Since Dowd gave him that information, Trump — as well as his aides, surrogates, and some Republican members of Congress — has engaged in an unprecedented campaign to discredit specific senior bureau officials and the FBI as an institution.
The FBI officials Trump has targeted are Andrew McCabe, the current deputy FBI director and who was briefly acting FBI director after Comey’s firing; Jim Rybicki, Comey’s chief of staff and senior counselor; and James Baker, formerly the FBI’s general counsel. Those same three officials were first identified as possible corroborating witnesses for Comey in a June 7 article in Vox. Comey confirmed in congressional testimony the following day that he confided in the three men.
The Foreign Policy report comes just one day after the New York Times published a bombshell report revealing that Trump ordered White House counsel Don McGahn to fire Mueller last June — the same month that Trump called on his aides to devise the smear campaign.
While it’s no secret that Trump and his allies have engaged in coordinated attacks against the FBI and the officials who work there, Friday’s report reveals that the targets of that campaign were not random. Rather, they were the specific people who were most likely to testify against Trump and corroborate what Comey told the Senate Intelligence Committee.
McCabe, who has been the target of frequent and vicious attacks by Trump and his Republican allies, confirmedlast month that he could corroborate Comey’s testimony about Trump pressuring him to pledge his loyalty by shutting down the Russia probe. This allegedly resulted in the firing of Comey when he refused Trump’s request.
This series of events could prove crucial in Mueller’s investigation into whether Trump — and those around him — engaged in a cover-up.
Baker, the FBI’s top lawyer, is among the few other witnesses with inside knowledge about Trump’s reported attempts to pressure Comey to end the Russia investigation. In December, Baker was quietly and unexpectedly reassigned to another position within the FBI. He told colleagues he would be “taking on other duties at the FBI.”
Like McCabe, Baker has been targeted by attacks launched by Trump’s allies, including right-wing media outlets like Circa (operated by the pro-Trump Sinclair network) and Breitbart (until recently, run by Trump’s former campaign manager and chief strategist Steve Bannon).
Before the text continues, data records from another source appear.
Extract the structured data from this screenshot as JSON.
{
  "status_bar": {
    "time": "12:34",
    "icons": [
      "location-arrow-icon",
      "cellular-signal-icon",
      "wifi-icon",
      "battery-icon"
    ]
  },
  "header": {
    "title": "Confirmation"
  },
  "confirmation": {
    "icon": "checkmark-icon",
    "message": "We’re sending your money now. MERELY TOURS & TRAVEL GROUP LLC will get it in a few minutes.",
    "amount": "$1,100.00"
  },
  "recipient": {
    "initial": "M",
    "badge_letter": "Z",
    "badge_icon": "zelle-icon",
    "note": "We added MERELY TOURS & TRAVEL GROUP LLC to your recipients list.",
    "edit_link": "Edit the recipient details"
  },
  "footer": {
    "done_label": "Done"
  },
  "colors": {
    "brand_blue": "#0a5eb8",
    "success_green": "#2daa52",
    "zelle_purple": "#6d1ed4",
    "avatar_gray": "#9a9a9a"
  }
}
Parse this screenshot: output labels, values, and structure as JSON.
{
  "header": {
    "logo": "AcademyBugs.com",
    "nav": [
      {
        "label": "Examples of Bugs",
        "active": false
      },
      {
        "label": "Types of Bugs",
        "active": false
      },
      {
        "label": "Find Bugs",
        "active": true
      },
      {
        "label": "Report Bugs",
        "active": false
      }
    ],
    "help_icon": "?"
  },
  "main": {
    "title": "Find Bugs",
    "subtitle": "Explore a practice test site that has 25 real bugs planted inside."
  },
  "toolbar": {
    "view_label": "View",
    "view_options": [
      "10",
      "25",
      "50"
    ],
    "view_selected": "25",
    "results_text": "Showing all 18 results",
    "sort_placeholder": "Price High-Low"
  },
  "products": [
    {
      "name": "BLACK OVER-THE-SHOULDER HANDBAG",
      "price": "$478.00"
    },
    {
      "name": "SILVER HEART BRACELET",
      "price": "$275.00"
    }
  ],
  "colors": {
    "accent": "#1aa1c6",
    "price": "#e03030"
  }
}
Clearly, Trump wanted to discredit officials like Baker and McCabe because he views their testimony as a threat — which is telling, given that a person with nothing to hide would have no reason to fear the truth. But fearing that they could be key witnesses in an obstruction of justice case, Trump took matters into his own hands and tried to undermine them before they could give their testimony.
Now, though, Mueller is investigating those very efforts to undermine the three FBI witnesses as a potential act of obstruction by Trump.
As Foreign Policy noted, proving obstruction of justice hinges on whether a prosecutor can show the intent of the person under investigation. The fact that Trump was reportedly motivated to attack specific FBI officials because they were likely to testify against him “could demonstrate potential intent that would bolster an obstruction of justice case,” the report concluded.
It’s hard to imagine anything backfiring more spectacularly than Trump’s attempt to undermine the obstruction case against him by trying to impugn the integrity of these three FBI officials — only to find out that the smear campaign against the officials is now being investigated as an act of obstruction. But if anyone can top this failure, it’s Trump.